• Ster_Tiguana_Hybrid_1300x260px-1-
  • Ster_Tiguana_1300x260px-1-_-1-

Aktualności

Jadą Nysą przez pół świata

Jadą Nysą przez pół świata

1 marca 2014

 

Trójka młodych ludzi postawiła przed sobą niezwykły cel: chcą przejechać trasę z Polski przez góry Kaukaz i Karakorum na Półwysep Indyjski. Może nawet zahaczą o Himalaje, najwyższe góry świata. I mają to zrobić polską Nysą! Ale to nie wszystko. Zaraz potem wybiorą się z Władywostoku w drogę powrotną, żeby było ciekawiej – zimą. Przemierzą Syberię zimą.

 

Monika Maniecka, Sławomir Pela i Sebastian Gleich biorą udział w konkursie podróżniczym Memoriał Piotra Morawskiego. Celem Memoriału jest wsparcie najbardziej interesujących projektów poznawczych, wspinaczkowych, narciarskich lub podróżniczych. Trójka młodych ludzi postanowiła wybrać się w tym roku w niezwykłą, ekscytującą podróż.

 

– W tym roku mamy zamiar objechać Nysą 522 jako pierwsi w historii sporą część Azji. Zaczniemy od powtórzenia wyprawy polskich himalaistów w góry Karakorum z 1969 roku, kiedy czwórka śmiałków wybrała się Nysą 522 na ekspedycję wysokogórską. Jednym z ich celów był szczyt Malubiting. Nie udało się im zdobyć wierzchołka głównego, może nam się uda – powiedziała Monika Maniecka. – Wcześniej, zatrzymamy się w Armenii, gdzie jednej z wiejskich szkół przekażemy przybory szkolne i edukacyjne.

 

Wspomniana trójka wybiera się na wyprawę Nysą 522. To sprawdzone przez nich auto w innych eskapadach. Auto ma 19 lat. Przygotowaniem samochodu zajmuje się głównie Sebastian Gleich, mechanik.

 

– Samochód jest znacznie przerobiony. Ma wzmocnioną ramę, wiele części jest nowych lub niedawno wymienionych. Przez trzy lata ściągaliśmy części do niego. Auto ma również zrobioną instalację gazową, żeby zmniejszyć koszty związane z zakupem paliwa – wyjaśniła Monika Maniecka.

 

 

Trasa, nawet dla nowego, albo bardzo dobrze przygotowanego pojazdu jest dużym wyzwaniem. Liczy bowiem ok. 30 000 km, a więc prawie 3/4 długości równika. No i trasa jest niesamowicie urozmaicona.

 

– Z Polski skierujemy się na Węgry, Bułgarię i przez Turcję, Gruzję, Armenię dojedziemy do Iranu. Tam się zatrzymamy na 7-10 dni, a potem pojedziemy dalej do Pakistanu. To jest nasz główny cel. Potem wybierzemy się do Indii. Może, jak dobrze pójdzie, wybierzemy się jeszcze do Nepalu – powiedziała nam Monika Maniecka. – Chcieliśmy się wybrać jeszcze do Wietnamu, żeby znaleźć Nysę, która była na wyprawie z 1969 roku i dokąd ją eksportowano, ale nie mamy wizy do Birmy. Zrezygnujemy więc z tej części podróży. W Kalkucie zapakujemy Nysę na statek do Władywostoku. Tam samochód przejdzie remont przed dalszą wyprawą.

 

Po załadowaniu samochodu podróżnicy zamierzają dotrzeć do Władywostoku drogą lądową.

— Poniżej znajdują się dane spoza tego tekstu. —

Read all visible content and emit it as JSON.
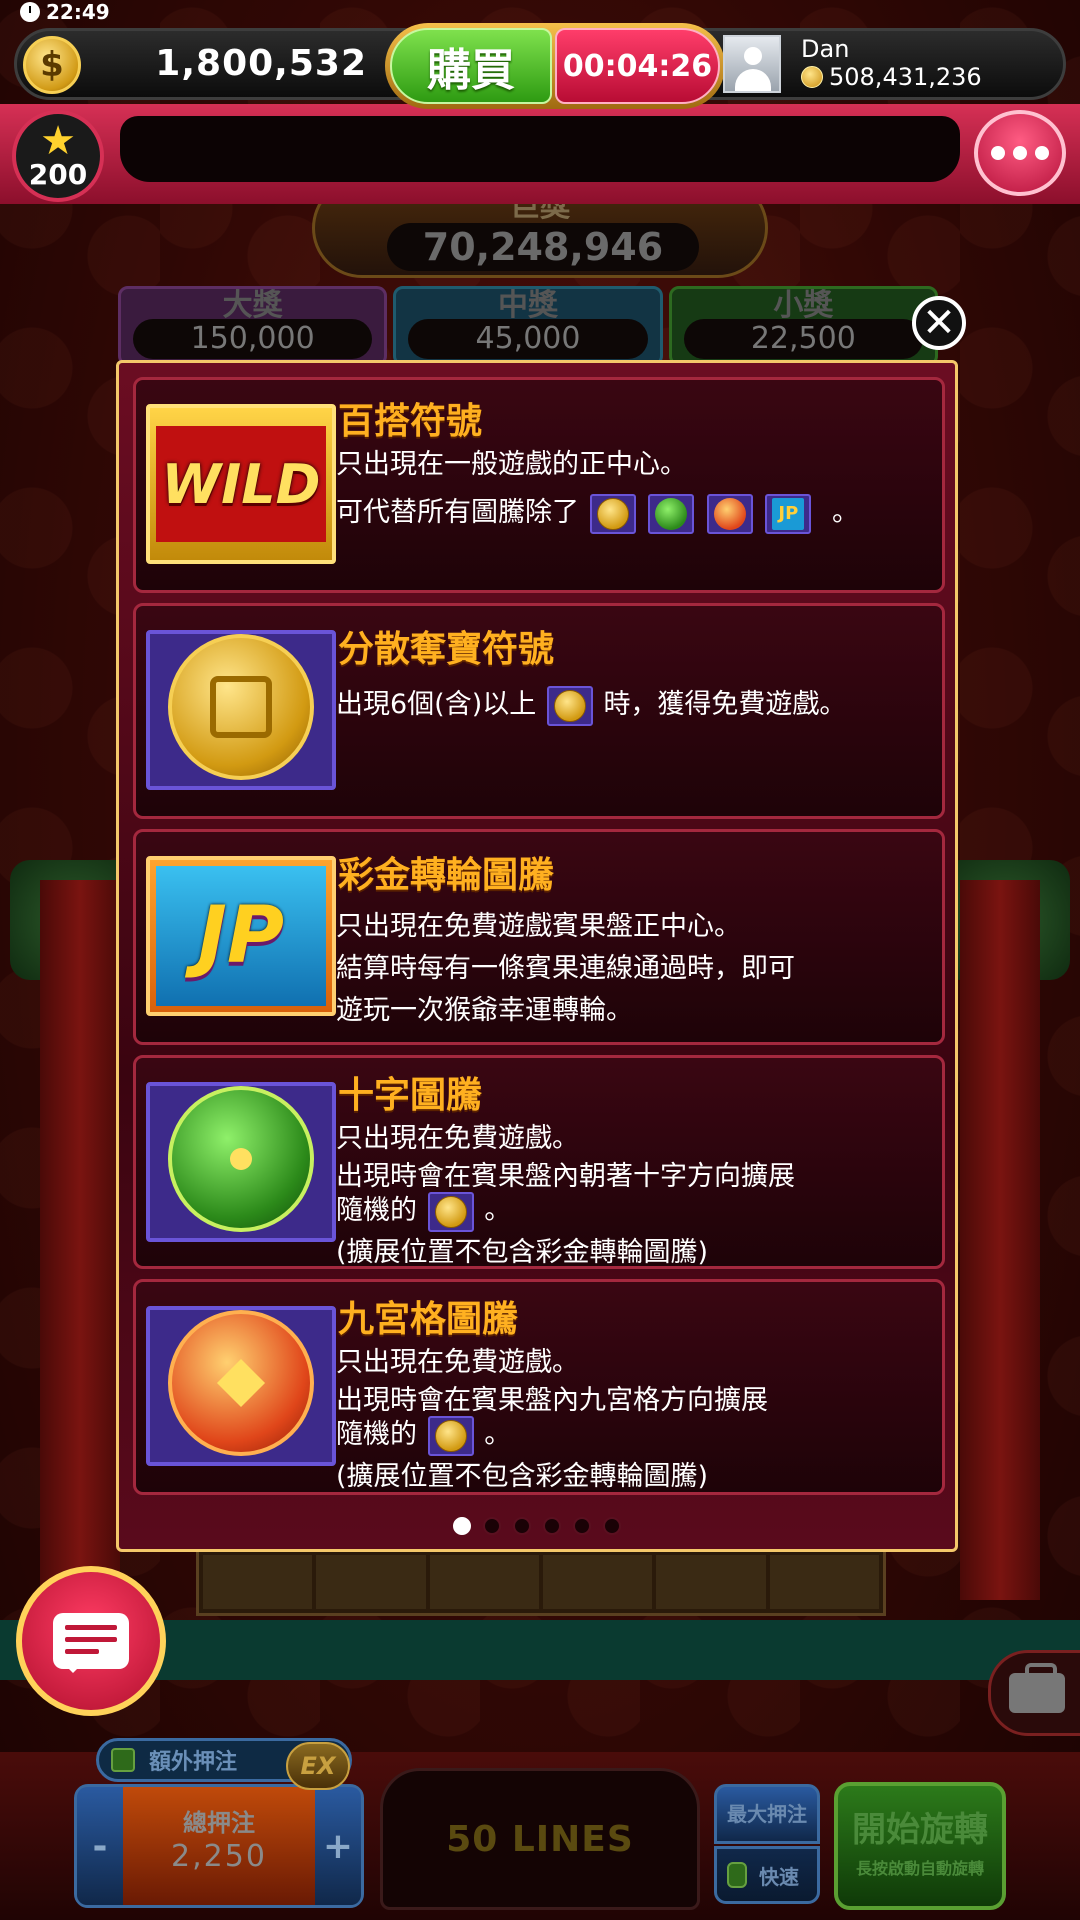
{
  "status": {
    "time": "22:49"
  },
  "topbar": {
    "balance": "1,800,532",
    "buy_label": "購買",
    "timer": "00:04:26",
    "username": "Dan",
    "user_coins": "508,431,236",
    "coin_symbol": "$"
  },
  "level": {
    "value": "200"
  },
  "jackpots": {
    "grand": {
      "label": "巨獎",
      "value": "70,248,946"
    },
    "major": {
      "label": "大獎",
      "value": "150,000"
    },
    "minor": {
      "label": "中獎",
      "value": "45,000"
    },
    "mini": {
      "label": "小獎",
      "value": "22,500"
    }
  },
  "dialog": {
    "cards": [
      {
        "symbol": "WILD",
        "title": "百搭符號",
        "lines": [
          "只出現在一般遊戲的正中心。",
          "可代替所有圖騰除了",
          "。"
        ]
      },
      {
        "symbol": "scatter-coin",
        "title": "分散奪寶符號",
        "lines": [
          "出現6個(含)以上",
          "時，獲得免費遊戲。"
        ]
      },
      {
        "symbol": "JP",
        "title": "彩金轉輪圖騰",
        "lines": [
          "只出現在免費遊戲賓果盤正中心。",
          "結算時每有一條賓果連線通過時，即可",
          "遊玩一次猴爺幸運轉輪。"
        ]
      },
      {
        "symbol": "cross-totem",
        "title": "十字圖騰",
        "lines": [
          "只出現在免費遊戲。",
          "出現時會在賓果盤內朝著十字方向擴展",
          "隨機的",
          "。",
          "(擴展位置不包含彩金轉輪圖騰)"
        ]
      },
      {
        "symbol": "grid-totem",
        "title": "九宮格圖騰",
        "lines": [
          "只出現在免費遊戲。",
          "出現時會在賓果盤內九宮格方向擴展",
          "隨機的",
          "。",
          "(擴展位置不包含彩金轉輪圖騰)"
        ]
      }
    ],
    "pagination": {
      "total": 6,
      "active": 1
    }
  },
  "controls": {
    "extra_bet_label": "額外押注",
    "ex_badge": "EX",
    "total_bet_label": "總押注",
    "total_bet_value": "2,250",
    "minus": "-",
    "plus": "+",
    "lines_label": "50 LINES",
    "max_bet_label": "最大押注",
    "fast_label": "快速",
    "spin_label": "開始旋轉",
    "spin_sub": "長按啟動自動旋轉"
  },
  "colors": {
    "title_accent": "#ffb020",
    "dialog_border": "#f4c86a",
    "card_border": "#a4283e",
    "buy_green": "#2e9b12",
    "timer_red": "#b80c34"
  }
}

– Może w drodze do Rosji będziemy poruszali się autostopem, może motorynkami. Zobaczymy – dodaje nasza rozmówczyni.

 

Druga część trasy, powrotna, również jest wyzwaniem. Podróż będzie się bowiem odbywała przez Syberię zimą. Wyruszą w styczniu.

 

– Pojedziemy śladami Jacka Hugo-Badera, znanego dziennikarza, który pisze reportaże między innymi z Rosji. Chcemy odwiedzić miejsca, które opisywał. Z Władywostoku do Moskwy przejedziemy około 10 000 kilometrów – mówi Monika Maniecka.

Trójka młodych ludzi, dla których podróżowanie jest wielką pasją, zamierza wyruszyć na swoją wyprawę w czerwcu. Umówiliśmy się, że będziemy relacjonować ich podróż.

Dla Moniki Manieckiej, Sławomira Peli i Sebastiana Gleicha ważny jest każdy głos w we wspomnianym konkursie podróżniczym. Udostępniamy link, jeśli ktoś chciałby oddać na nich głos w konkursie Memoriał Piotra Morawskiego (1 adres e-mail = 1 głos):

http://www.miejodwage.pl/zgloszenia.php?%21=ziemia&id=210.

 

Fot. archiwum uczestników wyprawy

Na zdjęciu (od lewej): Monika Maniecka oraz Sławomir Pela i Sebastian Gleich (niżej).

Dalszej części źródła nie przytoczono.